Não é um assunto fácil de abordar, nem é uma conversa para animar um jantar de amigos. Mas este tema está presente nesses momentos e muitas vezes, mesmo sem se aperceber, poderá contribuir para que o seu amigo continue silenciado e sem procurar a ajuda de que necessita. Apesar da sua seriedade, a violência sexual por vezes é reduzida às piadas "inofensivas" como "quem me dera ser violado, desde que fosse por um tipa jeitosa", ou os comentários de descredibilização como "um homem a sério não pode ser abusado", entre outros exemplos.

Durante o primeiro semestre deste ano, a Quebrar o Silêncio registou um aumento de cerca de 20% nos pedidos de apoio. Foram 59 homens e rapazes vítimas de violência sexual que procuraram acompanhamento psicológico. Em média, estes homens passam entre 20 a 30 anos em silêncio e a grande maioria nunca partilhou a sua história com ninguém. Como poderiam ter contado o que lhes aconteceu quando entre os seus amigos, colegas de trabalho e até na sua própria família a violência sexual é motivo de piada? Como poderiam ter confiado em alguém quando os abusos sexuais de que foram vítimas são motivo de troça? Pode não ter essa consciência, mas é isto que acontece.
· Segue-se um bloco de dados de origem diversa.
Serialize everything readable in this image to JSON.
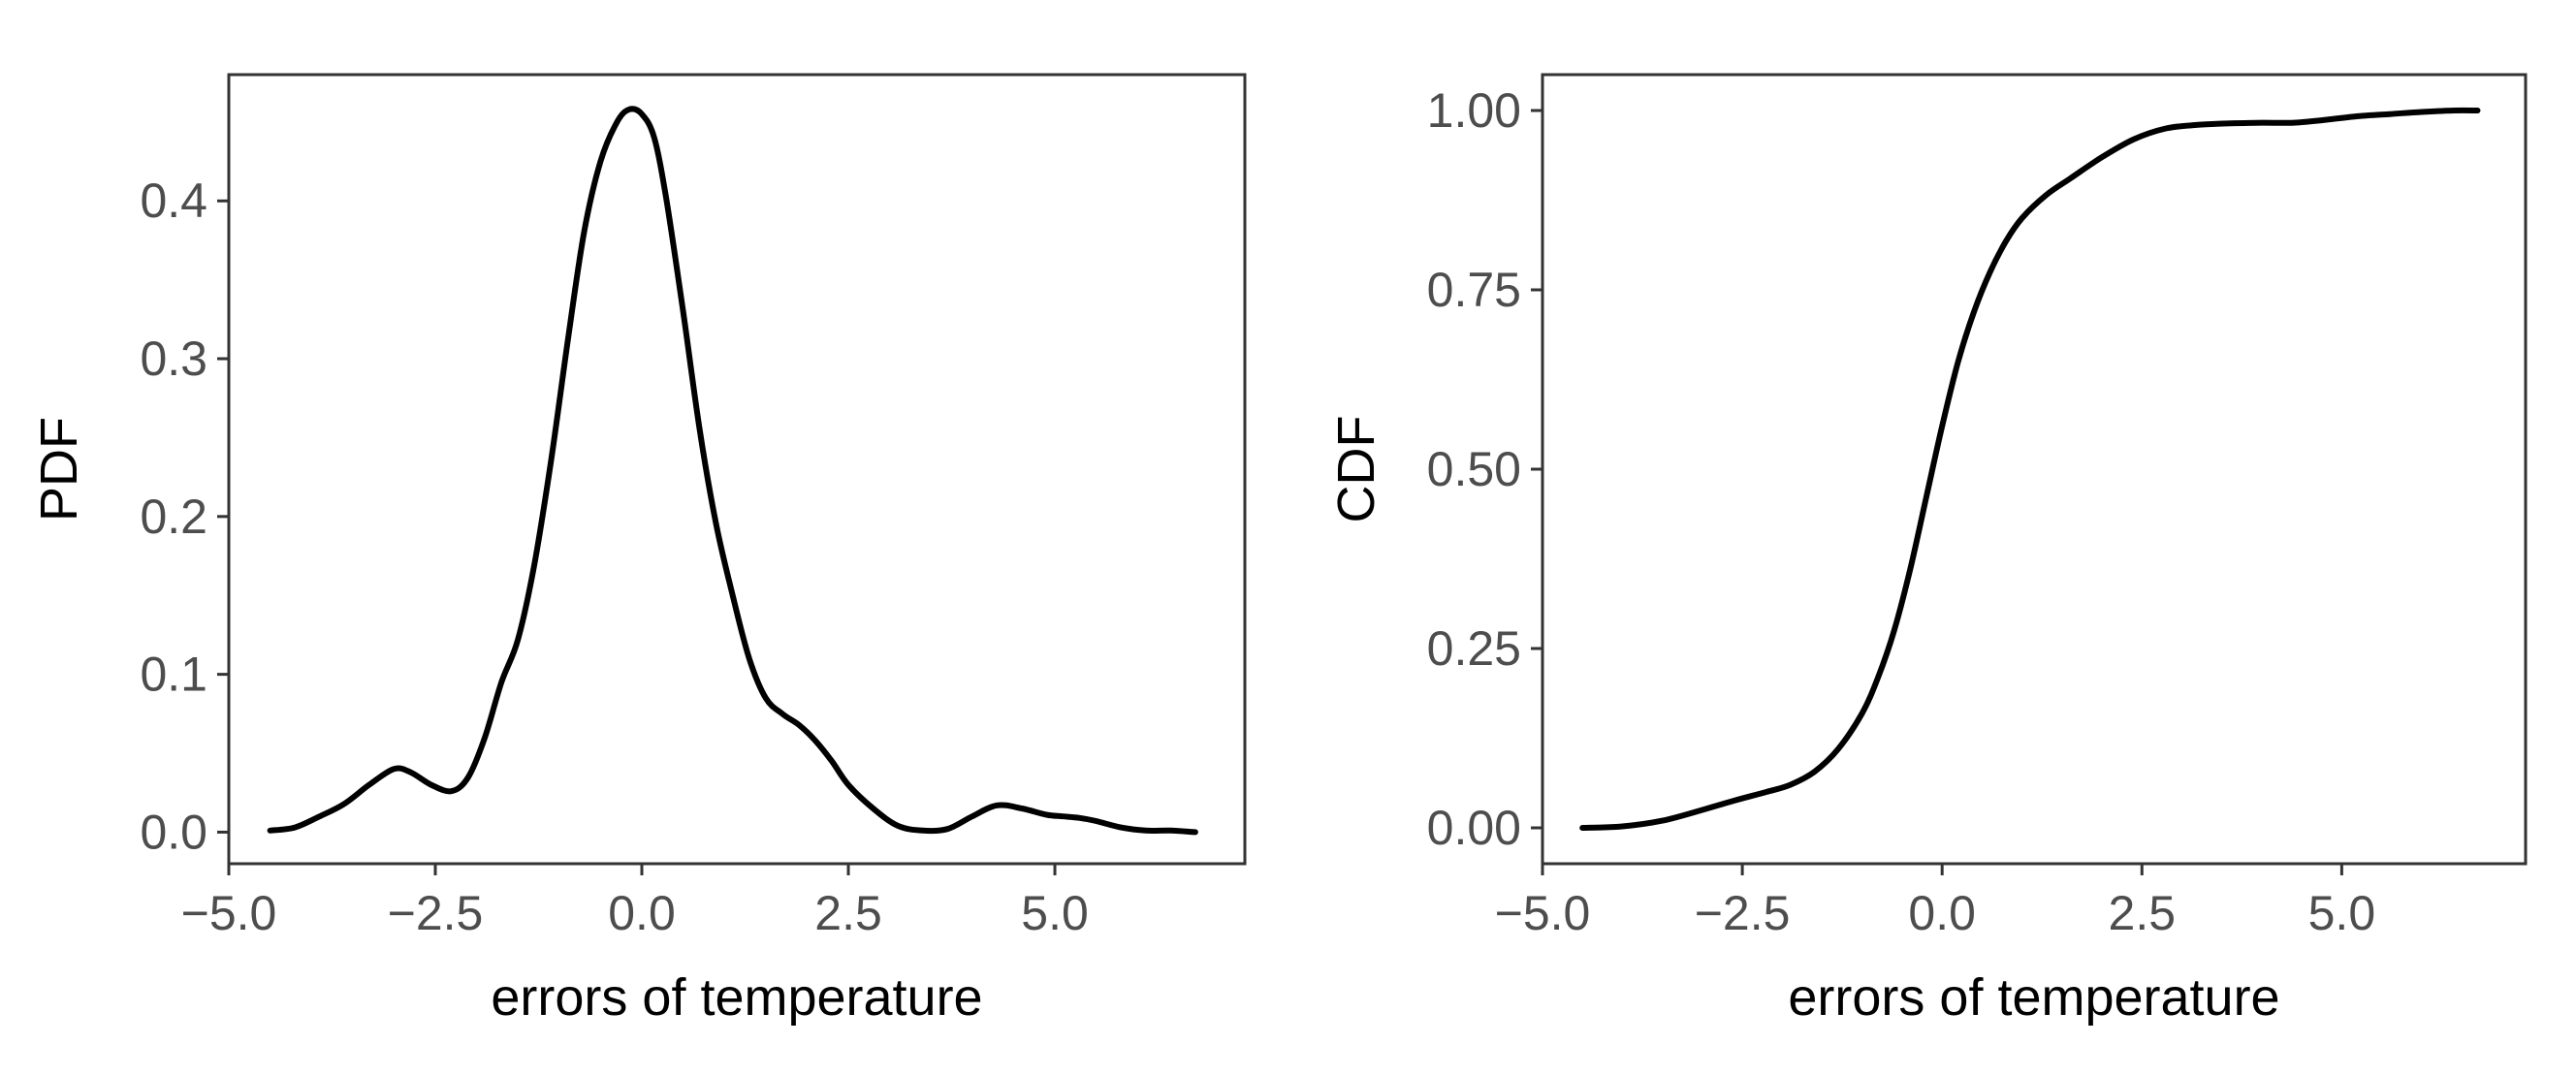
{
  "chart_data": [
    {
      "type": "line",
      "title": "",
      "xlabel": "errors of temperature",
      "ylabel": "PDF",
      "xlim": [
        -5.0,
        7.3
      ],
      "ylim": [
        -0.02,
        0.48
      ],
      "grid": false,
      "x_ticks": [
        -5.0,
        -2.5,
        0.0,
        2.5,
        5.0
      ],
      "x_tick_labels": [
        "−5.0",
        "−2.5",
        "0.0",
        "2.5",
        "5.0"
      ],
      "y_ticks": [
        0.0,
        0.1,
        0.2,
        0.3,
        0.4
      ],
      "y_tick_labels": [
        "0.0",
        "0.1",
        "0.2",
        "0.3",
        "0.4"
      ],
      "series": [
        {
          "x": [
            -4.5,
            -4.2,
            -3.9,
            -3.6,
            -3.3,
            -3.0,
            -2.8,
            -2.55,
            -2.3,
            -2.1,
            -1.9,
            -1.7,
            -1.5,
            -1.3,
            -1.1,
            -0.9,
            -0.7,
            -0.5,
            -0.3,
            -0.15,
            0.0,
            0.15,
            0.3,
            0.5,
            0.7,
            0.9,
            1.1,
            1.3,
            1.5,
            1.7,
            1.9,
            2.1,
            2.3,
            2.5,
            2.8,
            3.1,
            3.4,
            3.7,
            4.0,
            4.3,
            4.6,
            4.9,
            5.1,
            5.3,
            5.5,
            5.8,
            6.1,
            6.4,
            6.7
          ],
          "values": [
            0.001,
            0.003,
            0.01,
            0.018,
            0.03,
            0.04,
            0.038,
            0.03,
            0.026,
            0.035,
            0.06,
            0.095,
            0.122,
            0.17,
            0.235,
            0.31,
            0.38,
            0.425,
            0.45,
            0.458,
            0.455,
            0.44,
            0.4,
            0.33,
            0.255,
            0.195,
            0.15,
            0.11,
            0.085,
            0.075,
            0.068,
            0.058,
            0.045,
            0.03,
            0.015,
            0.004,
            0.001,
            0.002,
            0.01,
            0.017,
            0.015,
            0.011,
            0.01,
            0.009,
            0.007,
            0.003,
            0.001,
            0.001,
            0.0
          ]
        }
      ]
    },
    {
      "type": "line",
      "title": "",
      "xlabel": "errors of temperature",
      "ylabel": "CDF",
      "xlim": [
        -5.0,
        7.3
      ],
      "ylim": [
        -0.05,
        1.05
      ],
      "grid": false,
      "x_ticks": [
        -5.0,
        -2.5,
        0.0,
        2.5,
        5.0
      ],
      "x_tick_labels": [
        "−5.0",
        "−2.5",
        "0.0",
        "2.5",
        "5.0"
      ],
      "y_ticks": [
        0.0,
        0.25,
        0.5,
        0.75,
        1.0
      ],
      "y_tick_labels": [
        "0.00",
        "0.25",
        "0.50",
        "0.75",
        "1.00"
      ],
      "series": [
        {
          "x": [
            -4.5,
            -4.0,
            -3.5,
            -3.0,
            -2.6,
            -2.2,
            -1.9,
            -1.6,
            -1.3,
            -1.0,
            -0.8,
            -0.6,
            -0.4,
            -0.2,
            0.0,
            0.2,
            0.4,
            0.6,
            0.8,
            1.0,
            1.3,
            1.6,
            2.0,
            2.4,
            2.8,
            3.2,
            3.6,
            4.0,
            4.4,
            4.8,
            5.2,
            5.6,
            6.0,
            6.4,
            6.7
          ],
          "values": [
            0.0,
            0.002,
            0.01,
            0.025,
            0.038,
            0.05,
            0.06,
            0.078,
            0.11,
            0.16,
            0.21,
            0.275,
            0.36,
            0.46,
            0.56,
            0.65,
            0.72,
            0.775,
            0.818,
            0.85,
            0.882,
            0.905,
            0.935,
            0.96,
            0.975,
            0.98,
            0.982,
            0.983,
            0.983,
            0.987,
            0.992,
            0.995,
            0.998,
            1.0,
            1.0
          ]
        }
      ]
    }
  ]
}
Um em cada seis homens é vítima de alguma forma de violência sexual antes dos 18 anos, número esse que aumenta para uma em cada três no caso das mulheres. Na infância, sabemos que uma em cada cinco crianças será vítima de algum tipo de violência sexual. Este último número significa que, por exemplo, numa turma de 30, seis crianças são, foram ou serão abusadas sexualmente — crianças essas que vão crescer em silêncio e perceber que a sociedade não aceita nem acreditará nas suas histórias, especialmente quando chegarem à idade adulta. E enquanto não mudarmos esta realidade, teremos crianças vítimas de abusos sexuais que crescem com este trauma e com todas as consequências que o mesmo terá no seu desenvolvimento; teremos crianças que se tornam adultos que não encontram nas pessoas próximas de si a segurança  para partilhar o que lhes aconteceu. É esta a realidade.

Uma das perguntas que mais recebemos quando realizamos formações ou ações de sensibilização é: "Mas por que razão os homens não dizem nada?" A resposta é complexa, mas uma das razões deve-se ao que referi acima: ao contexto social de troça e até de ataque às vítimas e sobreviventes de violência sexual.

Voltemos ao aumento de 20% que registámos no primeiro semestre. Estes são alguns exemplos literais dos comentários à notícia:

  • "Homens covardes"

  • "Só eu queria ser violado por mulheres e nao vejo jeito... A vida é mesmo injusta.."

  • "Foi da fome da quarentena, comeram muita salsicha de lata"

  • "Que sorte esses 20% de Gayzolas, Deus dá nozes a quem não tem Dentes..."

  • "coitadinhos tão sensíveis que estes homens de hoje sao"

Agora imagine o seu amigo que foi abusado sexualmente aos seis anos e que hoje, com 40 anos, gostaria de partilhar com alguém o que lhe aconteceu. Após ouvir um destes comentários acha que ele sentirá que tem o espaço necessário para o fazer? Não sabemos pela forma como alguém se comporta, fala, se veste, entre outros aspectos, se foi ou não vítima de violência sexual, mas sabemos que as nossas palavras e atitudes podem promover o silêncio e manutenção desse mesmo silêncio das vítimas.

Numa altura em que parecemos viver posições tão extremadas, fica a sugestão para reflectir: de que lado queremos estar? No lado de quem apoia e acredita nas vítimas de violência ou no lado de quem continua a promover o doloroso silêncio de alguém que passou por uma experiência traumática.